First person – Carolina Camelo

How would you explain the main findings of your paper in lay terms?

In order to be functional, some organs require the formation of complex interconnected networks of tubes. This is the case with our vascular system for example, in which the vessels are first formed and then connected at specific positions to allow for a functional passage of blood. The same holds true for the fruit fly tracheal system, initially formed by clusters of cells that organize themselves into small tubes that later fuse with each other to allow for efficient air diffusion. In this work, we found that fusion of tracheal tubes requires specialized vesicles, called multivesicular bodies, which also contain small vesicles. When multivesicular bodies fuse with the nascent tracheal connections, they release the internal vesicles, also known as extracellular vesicles, into the tracheal lumen. The formation of multivesicular bodies in these tracheal tip cells depends on a specialized molecular machinery including the small GTPase Arl3, Rab27 and Rab35. In addition, the tracheal cells also release a second type of extracellular vesicles, which carry distinct components, into the tracheal tubes. This work is one of the first descriptions of extracellular vesicles in an organism and will promote a better understanding of the role of these extracellular vesicles in the development of organisms.

Were there any specific challenges associated with this project? If so, how did you overcome them?

After the first screen to identify which Rab GTPases participate in the formation of multivesicular bodies in tracheal tip cells, we were surprised that Rab39 does not directly participate in the formation of these vesicles. Previous work had shown that Rab39 localizes to these multivesicular bodies and that expressing a dominant-negative form of these proteins impairs tube fusion. As we were intrigued by these results, we proceeded to generate double and triple mutants with combinations of Rab27 and Rab35 mutants. The results were even more puzzling as they suggested a more complicated role of Rab39. Although the initial results are discussed in this manuscript, we are currently still trying to understand the role of Rab39 in tracheal tip cells.

When doing the research, did you have a particular result or ‘eureka’ moment that has stuck with you?

I came across the extracellular vesicles by chance when I was double-checking embryos expressing Staccato (Stac; a Munc13-4 protein) tagged with EGFP. This was an exciting moment. Another particular result that I recall was when I could not observe extracellular vesicles in Arl3 mutant embryos, confirming our hypothesis that this protein is essential for the formation of Stac-positive extracellular vesicles and strongly supporting the notion that these extracellular vesicles derive from tracheal fusion events.

Why did you choose Journal of Cell Science for your paper?

The Company of Biologists has a good reputation for scientific integrity, transparency and fairness, characteristics that are appreciated by all team members. JCS published several interesting cell biology papers and we felt our work fitted well in their scope, and we can only recommend the journal as the review process was fair and smooth.
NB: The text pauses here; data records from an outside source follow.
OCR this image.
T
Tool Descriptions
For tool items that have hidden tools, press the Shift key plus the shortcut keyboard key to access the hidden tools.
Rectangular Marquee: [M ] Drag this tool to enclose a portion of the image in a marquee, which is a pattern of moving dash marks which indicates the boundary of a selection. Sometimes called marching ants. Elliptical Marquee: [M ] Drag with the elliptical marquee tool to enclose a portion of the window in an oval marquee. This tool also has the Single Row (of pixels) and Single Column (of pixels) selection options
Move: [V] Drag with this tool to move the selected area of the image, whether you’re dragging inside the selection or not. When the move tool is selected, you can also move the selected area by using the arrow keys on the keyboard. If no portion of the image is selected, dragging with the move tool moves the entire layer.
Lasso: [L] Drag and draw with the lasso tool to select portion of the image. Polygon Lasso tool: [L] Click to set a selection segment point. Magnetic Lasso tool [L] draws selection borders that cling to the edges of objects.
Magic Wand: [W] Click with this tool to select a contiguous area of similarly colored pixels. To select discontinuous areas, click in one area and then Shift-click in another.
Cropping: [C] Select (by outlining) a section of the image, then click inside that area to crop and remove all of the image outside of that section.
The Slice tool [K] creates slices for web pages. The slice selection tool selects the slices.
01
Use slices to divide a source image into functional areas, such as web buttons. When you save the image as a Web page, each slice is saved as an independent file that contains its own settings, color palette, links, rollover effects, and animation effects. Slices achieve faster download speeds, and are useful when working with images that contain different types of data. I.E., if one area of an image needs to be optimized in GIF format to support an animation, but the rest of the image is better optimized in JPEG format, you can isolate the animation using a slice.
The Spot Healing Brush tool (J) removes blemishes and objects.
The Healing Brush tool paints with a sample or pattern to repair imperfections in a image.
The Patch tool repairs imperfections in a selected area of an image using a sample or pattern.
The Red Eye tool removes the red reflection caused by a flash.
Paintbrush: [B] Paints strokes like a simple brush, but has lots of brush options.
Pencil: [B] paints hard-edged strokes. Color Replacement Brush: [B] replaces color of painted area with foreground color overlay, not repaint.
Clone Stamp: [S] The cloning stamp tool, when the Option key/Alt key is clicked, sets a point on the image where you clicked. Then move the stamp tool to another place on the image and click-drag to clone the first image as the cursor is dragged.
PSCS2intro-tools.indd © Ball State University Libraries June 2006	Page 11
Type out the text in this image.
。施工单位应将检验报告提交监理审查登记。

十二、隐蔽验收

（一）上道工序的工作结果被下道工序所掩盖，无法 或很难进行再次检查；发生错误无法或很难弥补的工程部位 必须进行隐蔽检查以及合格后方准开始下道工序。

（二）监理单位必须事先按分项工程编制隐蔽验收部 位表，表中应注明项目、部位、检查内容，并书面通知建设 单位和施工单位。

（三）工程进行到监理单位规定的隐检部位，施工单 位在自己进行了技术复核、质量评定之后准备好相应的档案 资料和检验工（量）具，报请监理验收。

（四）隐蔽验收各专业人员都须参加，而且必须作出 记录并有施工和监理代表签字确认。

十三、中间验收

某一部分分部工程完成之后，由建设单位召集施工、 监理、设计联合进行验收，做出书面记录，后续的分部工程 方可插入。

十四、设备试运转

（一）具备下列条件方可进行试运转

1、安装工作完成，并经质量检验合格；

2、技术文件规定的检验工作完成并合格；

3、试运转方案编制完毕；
What motivated you to pursue a career in science, and what have been the most interesting moments on the path that led you to where you are now?

I was always fascinated by nature and by how apparently ‘invisible’ entities, such as cells, can function together to form complex tissues and animals. Also, learning new things has always been an addiction to me. As an undergraduate, I did an internship in a laboratory of my university. After a long week of courses and assignments, I still needed to go to the lab to prepare yeast cultures for the next day. After the work was done, I was no longer tired but just excited about the next day's experiment; this was the day I realized that I ‘belong to the lab’.

Who are your role models in science? Why?

I do not like the idea of role models in general. I can mention Jane Goodall, whom I admire for her passion for her work and because it was through watching her documentaries that I first became fascinated with the idea of being a scientist, and Rosalind Franklin for her struggle in a world (still) dominated by men.

What's next for you?

I will start a postdoc position in the group of Carl-Philipp Heisenberg in the IST Vienna early next year to continue studying cellular and development biology.

Tell us something interesting about yourself that wouldn't be on your CV

I love being in nature, going for long backpacking hikes and doing scuba diving. If science does not work out for me, I have a (secret) plan to open a nature/yoga-oriented hostel with friends.